Dorian Wright: There’s one thing here that I do like. A moon lander is actually a pretty good setting for a nicely claustrophobic horror film. It doesn’t look like we’re getting a good horror film, just another blurry, something jumps at you film, but I guess we can’t have everything we want.
The big problem for me is the way the film is being presented. I’ve said it before, but I’m really not fond at all of the “found footage” or “mockumentary” movies, especially in the horror genre. That trick really only ever worked once, in The Blair Witch Project, and not even terribly well then. I suppose the cost to profit ratio is just too strong to expect the genre to ever really go away.
The other thing that annoys me, and this is especially true of this film, is that the insistence that “no, really, this is all true, honest” does something of a disservice to the people who actually, you know, wrote, directed and acted in this. I always wonder how those folks react to being told that, nope, sorry, we’re not sending you out to do any press, it would hurt our marketing efforts if people found out you’re real.
Dorian Wright: I’ve never actually seen any of the films in this series. I saw Torque, the motorcycle themed knock-off, and about fifteen minutes of a Christian themed knock-off, but my knowledge of the franchise itself doesn’t extend past knowing of its existence and hearing people talk about the apparently hilarious unintentional homoeroticism.
This looks like a movie about men in tight shirts driving cars, explosions, and really awful dialogue. I’m going to toss out the phrase “not for me” and leave it at that.
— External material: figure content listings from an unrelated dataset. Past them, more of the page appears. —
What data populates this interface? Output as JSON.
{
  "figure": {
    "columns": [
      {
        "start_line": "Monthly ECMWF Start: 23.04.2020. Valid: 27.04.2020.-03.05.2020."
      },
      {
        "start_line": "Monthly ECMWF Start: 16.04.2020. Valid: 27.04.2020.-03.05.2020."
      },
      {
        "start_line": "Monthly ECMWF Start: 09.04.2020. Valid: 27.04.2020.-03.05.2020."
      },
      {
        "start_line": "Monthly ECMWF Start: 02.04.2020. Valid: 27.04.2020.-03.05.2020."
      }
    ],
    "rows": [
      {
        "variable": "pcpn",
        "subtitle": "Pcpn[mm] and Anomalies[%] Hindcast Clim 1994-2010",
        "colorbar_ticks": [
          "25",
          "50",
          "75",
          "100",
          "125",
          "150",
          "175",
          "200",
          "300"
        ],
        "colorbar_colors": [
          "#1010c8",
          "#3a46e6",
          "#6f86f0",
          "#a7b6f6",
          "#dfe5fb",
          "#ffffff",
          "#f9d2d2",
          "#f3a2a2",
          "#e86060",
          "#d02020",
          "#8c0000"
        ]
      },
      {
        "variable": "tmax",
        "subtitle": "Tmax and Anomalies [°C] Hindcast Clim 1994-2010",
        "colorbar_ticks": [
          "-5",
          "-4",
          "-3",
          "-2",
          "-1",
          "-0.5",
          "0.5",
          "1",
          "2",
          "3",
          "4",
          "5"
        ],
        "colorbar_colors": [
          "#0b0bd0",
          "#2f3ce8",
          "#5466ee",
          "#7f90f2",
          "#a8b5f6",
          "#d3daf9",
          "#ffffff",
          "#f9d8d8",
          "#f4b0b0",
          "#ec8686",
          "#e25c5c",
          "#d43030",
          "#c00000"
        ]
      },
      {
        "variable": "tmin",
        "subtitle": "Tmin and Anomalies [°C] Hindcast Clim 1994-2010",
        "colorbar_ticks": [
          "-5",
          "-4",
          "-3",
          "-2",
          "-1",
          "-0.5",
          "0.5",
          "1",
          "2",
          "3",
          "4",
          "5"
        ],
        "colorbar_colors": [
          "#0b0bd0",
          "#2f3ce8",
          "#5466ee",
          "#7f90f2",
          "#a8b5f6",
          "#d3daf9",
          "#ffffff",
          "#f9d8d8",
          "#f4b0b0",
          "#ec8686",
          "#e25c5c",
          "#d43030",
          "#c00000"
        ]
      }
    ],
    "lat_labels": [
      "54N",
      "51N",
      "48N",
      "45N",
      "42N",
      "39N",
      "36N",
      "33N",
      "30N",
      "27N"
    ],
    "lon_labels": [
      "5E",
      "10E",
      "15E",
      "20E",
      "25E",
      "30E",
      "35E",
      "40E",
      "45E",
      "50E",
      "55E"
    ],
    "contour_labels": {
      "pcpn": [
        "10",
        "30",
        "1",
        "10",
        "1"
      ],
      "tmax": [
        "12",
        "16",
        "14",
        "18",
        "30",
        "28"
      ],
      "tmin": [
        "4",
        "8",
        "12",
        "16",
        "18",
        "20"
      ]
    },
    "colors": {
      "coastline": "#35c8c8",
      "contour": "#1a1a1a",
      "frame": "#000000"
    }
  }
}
Anna Neatrour: This is exactly what I’d expect from a Fast and the Furious trailer – people shoot guns, jump off roofs, drive cars, and there are lots of jiggling girls gyrating around sports cars.
I have a high tolerance for dumb summer action movies, and Fast Five looks like it will deliver plenty of stupidity and explosions. I had to laugh when I caught a glimpse of The Rock’s weedy beard as he intoned “Don’t let them get into cars.” I will be disappointed if the cars towing safes scene is the major demonstration of action movie physics in the movie, because I do occasionally like to be surprised when I go to the movies, and I’m always disappointed when the trailers essentially show all of the movie in two minutes. I suspect that my major complaint about the movie will be the same thing that bugged me about the trailer: not enough Sung Kang.